The well-known passwords have not changed. This announcement is just
saying the new way of doing things is now possible.
How-to use kerberos
-------------------
Step zero is to get yourself entered into the kerberos database. Most
likely you already are in it. Telnet to june and the login process will
silently add your password to the kerberos database. Lab has been
collecting telnet passwords off of june for at least 6 months now.
The common kerberos utilities are in /usr/local/bin.
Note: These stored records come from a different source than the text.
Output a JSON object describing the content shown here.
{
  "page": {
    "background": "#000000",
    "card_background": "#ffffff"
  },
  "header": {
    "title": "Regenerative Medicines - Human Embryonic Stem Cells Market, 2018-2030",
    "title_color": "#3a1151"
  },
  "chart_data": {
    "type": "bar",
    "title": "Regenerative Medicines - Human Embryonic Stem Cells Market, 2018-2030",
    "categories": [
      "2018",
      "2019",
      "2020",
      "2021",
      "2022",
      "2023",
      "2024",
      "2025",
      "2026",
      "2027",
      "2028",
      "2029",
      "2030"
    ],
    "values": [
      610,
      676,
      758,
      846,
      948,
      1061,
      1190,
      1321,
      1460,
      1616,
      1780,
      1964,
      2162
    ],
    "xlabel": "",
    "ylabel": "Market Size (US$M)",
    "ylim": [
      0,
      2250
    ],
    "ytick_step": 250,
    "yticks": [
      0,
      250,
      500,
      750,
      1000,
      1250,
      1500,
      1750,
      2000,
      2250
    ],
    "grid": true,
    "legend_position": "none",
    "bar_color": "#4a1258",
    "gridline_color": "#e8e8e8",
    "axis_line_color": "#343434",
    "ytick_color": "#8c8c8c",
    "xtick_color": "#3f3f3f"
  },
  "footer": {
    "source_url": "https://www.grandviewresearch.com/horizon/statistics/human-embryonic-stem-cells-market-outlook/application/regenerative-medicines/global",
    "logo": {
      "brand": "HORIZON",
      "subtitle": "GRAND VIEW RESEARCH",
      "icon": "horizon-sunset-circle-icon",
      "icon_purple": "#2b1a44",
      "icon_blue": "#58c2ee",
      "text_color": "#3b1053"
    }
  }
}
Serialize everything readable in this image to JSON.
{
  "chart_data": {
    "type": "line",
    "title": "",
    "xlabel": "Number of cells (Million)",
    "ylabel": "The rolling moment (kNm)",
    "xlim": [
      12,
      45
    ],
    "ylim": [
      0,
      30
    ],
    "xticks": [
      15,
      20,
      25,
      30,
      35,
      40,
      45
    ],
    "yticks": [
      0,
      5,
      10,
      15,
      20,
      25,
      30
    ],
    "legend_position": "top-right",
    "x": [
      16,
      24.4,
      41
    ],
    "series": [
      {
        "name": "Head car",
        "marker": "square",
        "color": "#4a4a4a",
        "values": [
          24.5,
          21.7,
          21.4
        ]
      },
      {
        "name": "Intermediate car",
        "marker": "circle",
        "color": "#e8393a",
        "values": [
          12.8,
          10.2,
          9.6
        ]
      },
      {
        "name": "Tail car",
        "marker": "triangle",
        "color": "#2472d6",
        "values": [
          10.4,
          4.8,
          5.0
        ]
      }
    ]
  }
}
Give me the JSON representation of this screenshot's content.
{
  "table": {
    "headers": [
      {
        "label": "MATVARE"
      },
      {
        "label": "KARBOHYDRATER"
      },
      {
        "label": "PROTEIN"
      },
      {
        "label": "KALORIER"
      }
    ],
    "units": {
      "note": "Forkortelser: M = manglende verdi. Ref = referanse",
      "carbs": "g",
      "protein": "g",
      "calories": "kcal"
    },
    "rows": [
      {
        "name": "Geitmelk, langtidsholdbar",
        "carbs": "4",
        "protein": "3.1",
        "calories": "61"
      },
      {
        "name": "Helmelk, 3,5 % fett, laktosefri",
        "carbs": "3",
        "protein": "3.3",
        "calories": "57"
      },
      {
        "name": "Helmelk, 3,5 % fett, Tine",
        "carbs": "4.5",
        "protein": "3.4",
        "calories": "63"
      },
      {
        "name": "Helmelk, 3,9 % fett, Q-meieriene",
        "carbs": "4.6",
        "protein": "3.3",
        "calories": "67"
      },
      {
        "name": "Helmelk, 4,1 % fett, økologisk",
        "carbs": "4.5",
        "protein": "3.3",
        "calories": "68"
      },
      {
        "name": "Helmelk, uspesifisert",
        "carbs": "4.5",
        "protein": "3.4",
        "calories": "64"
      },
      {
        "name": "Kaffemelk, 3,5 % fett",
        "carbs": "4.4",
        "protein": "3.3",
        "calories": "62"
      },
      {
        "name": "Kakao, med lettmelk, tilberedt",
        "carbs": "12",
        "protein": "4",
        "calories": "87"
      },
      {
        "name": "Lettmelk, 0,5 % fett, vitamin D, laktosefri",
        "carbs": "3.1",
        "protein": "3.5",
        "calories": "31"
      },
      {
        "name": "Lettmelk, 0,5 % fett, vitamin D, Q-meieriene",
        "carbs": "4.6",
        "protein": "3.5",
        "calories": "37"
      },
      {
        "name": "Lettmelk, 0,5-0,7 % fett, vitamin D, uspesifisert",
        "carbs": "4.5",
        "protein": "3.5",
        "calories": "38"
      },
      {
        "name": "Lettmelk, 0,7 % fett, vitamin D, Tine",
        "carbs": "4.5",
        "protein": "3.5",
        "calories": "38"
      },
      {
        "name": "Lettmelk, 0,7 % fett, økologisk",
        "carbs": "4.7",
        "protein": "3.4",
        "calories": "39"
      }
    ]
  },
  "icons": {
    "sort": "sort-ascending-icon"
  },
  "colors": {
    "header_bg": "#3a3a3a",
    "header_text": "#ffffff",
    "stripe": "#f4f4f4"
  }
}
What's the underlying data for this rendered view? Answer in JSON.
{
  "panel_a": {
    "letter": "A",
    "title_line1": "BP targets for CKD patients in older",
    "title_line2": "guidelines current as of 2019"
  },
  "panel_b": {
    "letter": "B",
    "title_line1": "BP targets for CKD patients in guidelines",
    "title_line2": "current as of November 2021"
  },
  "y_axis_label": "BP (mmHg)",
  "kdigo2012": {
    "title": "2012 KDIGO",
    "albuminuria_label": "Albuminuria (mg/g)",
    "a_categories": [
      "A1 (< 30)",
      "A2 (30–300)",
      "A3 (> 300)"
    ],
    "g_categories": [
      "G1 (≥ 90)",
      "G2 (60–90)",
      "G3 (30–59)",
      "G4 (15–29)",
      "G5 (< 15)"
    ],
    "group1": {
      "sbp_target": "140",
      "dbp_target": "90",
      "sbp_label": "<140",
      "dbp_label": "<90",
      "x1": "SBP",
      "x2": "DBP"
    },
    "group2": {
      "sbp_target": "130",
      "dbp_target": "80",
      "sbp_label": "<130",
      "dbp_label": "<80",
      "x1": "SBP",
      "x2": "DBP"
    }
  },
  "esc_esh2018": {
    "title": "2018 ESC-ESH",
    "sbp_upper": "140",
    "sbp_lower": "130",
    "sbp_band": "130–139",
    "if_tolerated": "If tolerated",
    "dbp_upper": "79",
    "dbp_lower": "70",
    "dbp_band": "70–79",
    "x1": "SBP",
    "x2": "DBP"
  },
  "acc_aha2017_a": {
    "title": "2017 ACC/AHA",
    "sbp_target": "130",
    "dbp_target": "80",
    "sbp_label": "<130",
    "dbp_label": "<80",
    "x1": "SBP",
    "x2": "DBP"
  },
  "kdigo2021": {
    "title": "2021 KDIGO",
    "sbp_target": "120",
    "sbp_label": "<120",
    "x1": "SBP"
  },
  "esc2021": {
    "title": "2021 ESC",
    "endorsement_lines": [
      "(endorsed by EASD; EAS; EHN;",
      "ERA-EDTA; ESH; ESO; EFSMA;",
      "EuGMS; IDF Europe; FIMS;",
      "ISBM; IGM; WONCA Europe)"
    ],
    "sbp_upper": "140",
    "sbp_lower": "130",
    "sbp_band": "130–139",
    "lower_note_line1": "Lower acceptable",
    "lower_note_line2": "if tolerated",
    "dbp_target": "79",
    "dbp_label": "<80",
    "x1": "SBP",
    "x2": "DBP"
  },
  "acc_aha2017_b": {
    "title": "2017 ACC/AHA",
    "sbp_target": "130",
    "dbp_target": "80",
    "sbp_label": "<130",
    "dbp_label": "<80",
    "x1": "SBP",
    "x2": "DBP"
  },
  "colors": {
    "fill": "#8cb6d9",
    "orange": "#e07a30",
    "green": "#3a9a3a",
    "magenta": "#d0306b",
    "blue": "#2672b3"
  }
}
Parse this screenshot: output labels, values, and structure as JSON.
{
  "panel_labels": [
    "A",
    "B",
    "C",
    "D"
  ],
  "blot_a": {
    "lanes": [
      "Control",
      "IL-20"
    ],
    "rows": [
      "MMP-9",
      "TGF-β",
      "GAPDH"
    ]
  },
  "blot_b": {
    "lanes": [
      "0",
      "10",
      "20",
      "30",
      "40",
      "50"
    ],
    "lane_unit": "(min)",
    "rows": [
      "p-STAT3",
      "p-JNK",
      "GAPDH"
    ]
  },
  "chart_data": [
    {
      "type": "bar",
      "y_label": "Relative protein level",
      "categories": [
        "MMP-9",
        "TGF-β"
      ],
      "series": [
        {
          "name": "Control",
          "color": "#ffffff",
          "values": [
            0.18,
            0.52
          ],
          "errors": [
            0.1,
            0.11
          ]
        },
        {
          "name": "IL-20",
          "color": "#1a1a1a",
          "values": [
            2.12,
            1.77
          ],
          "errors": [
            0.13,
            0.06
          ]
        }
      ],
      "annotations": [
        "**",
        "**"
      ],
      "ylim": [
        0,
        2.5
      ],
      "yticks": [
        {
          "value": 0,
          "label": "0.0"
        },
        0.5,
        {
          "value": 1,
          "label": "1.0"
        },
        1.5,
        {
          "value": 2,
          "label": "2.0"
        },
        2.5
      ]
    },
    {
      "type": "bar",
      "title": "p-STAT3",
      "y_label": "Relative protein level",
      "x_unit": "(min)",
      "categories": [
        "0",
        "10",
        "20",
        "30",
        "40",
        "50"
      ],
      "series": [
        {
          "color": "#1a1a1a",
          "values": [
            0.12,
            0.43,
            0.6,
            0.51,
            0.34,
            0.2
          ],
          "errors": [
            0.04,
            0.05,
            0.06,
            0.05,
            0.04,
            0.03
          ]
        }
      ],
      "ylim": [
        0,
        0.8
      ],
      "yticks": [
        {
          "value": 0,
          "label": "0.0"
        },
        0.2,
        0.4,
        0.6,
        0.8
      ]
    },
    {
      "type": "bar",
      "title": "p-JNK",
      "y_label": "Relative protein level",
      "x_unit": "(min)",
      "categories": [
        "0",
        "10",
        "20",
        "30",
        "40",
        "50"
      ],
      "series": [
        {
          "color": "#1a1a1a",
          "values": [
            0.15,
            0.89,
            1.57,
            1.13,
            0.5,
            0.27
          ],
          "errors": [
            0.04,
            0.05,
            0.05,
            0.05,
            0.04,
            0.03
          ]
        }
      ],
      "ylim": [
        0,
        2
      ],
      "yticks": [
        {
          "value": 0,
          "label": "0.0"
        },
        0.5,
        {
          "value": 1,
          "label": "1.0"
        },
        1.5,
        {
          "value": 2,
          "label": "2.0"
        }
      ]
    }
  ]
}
Use kinit to authenticate and acquire a kerberos ticket. Tickets expire
after 10 hours on all dept hosts. Use klist and kdestroy to see and
delete tickets.
***Please do not give your password to kinit over unsecure links.***
Run kinit on either your local host or over a ssh connection only.
Do not run kinit over a telnet, rsh, or rlogin connection.
(I don't know what the story is for ftp passwords)
Once you have a ticket, become root with ksu
$ ksu
Authenticated becker@CS.WASHINGTON.EDU
ksu[4510]: 'ksu root' authenticated becker@CS.WASHINGTON.EDU for becker on /dev/ttyp2
Account root: authorization for becker@CS.WASHINGTON.EDU successful
ksu[4510]: Account root: authorization for becker@CS.WASHINGTON.EDU successful
Changing uid to root (0)
#
The root k5login file is readable only by root. If you need root access
and cannot ksu, ask me to add you to k5login.
To get an AFS tokens
$ krb524init
$ aklog
The krb524init program creates krb4 ticket from your krb5 ticket. AFS
security is all based on krb4 so it needs the version 4 type of ticket.
You can still use klog to get an AFS token.
The full kerberos distribution is off in /usr/local/.contrib/krb5/bin across
all the dept unix hosts. This is because kerberos has replacements for
several utilities of the same name (like telnet).
The man pages are in /usr/local/.contrib/krb5/man.
The Plan
--------
Part 1 - setup krb5 to make it possible to kinit and use ksu and aklog
Part 2 - replace rconsole with krconsole
Part 3 - do login authentication via kerberos. This will allow users to
have a single password across the entire department.
Part 4 - remove the well-known passwords and the local user password entries.
All passwords will be in the krb database.
Lab is working towards the same goal. I hope to have Sanislo's krconsole
in service this week. The remaining steps could happen this fall.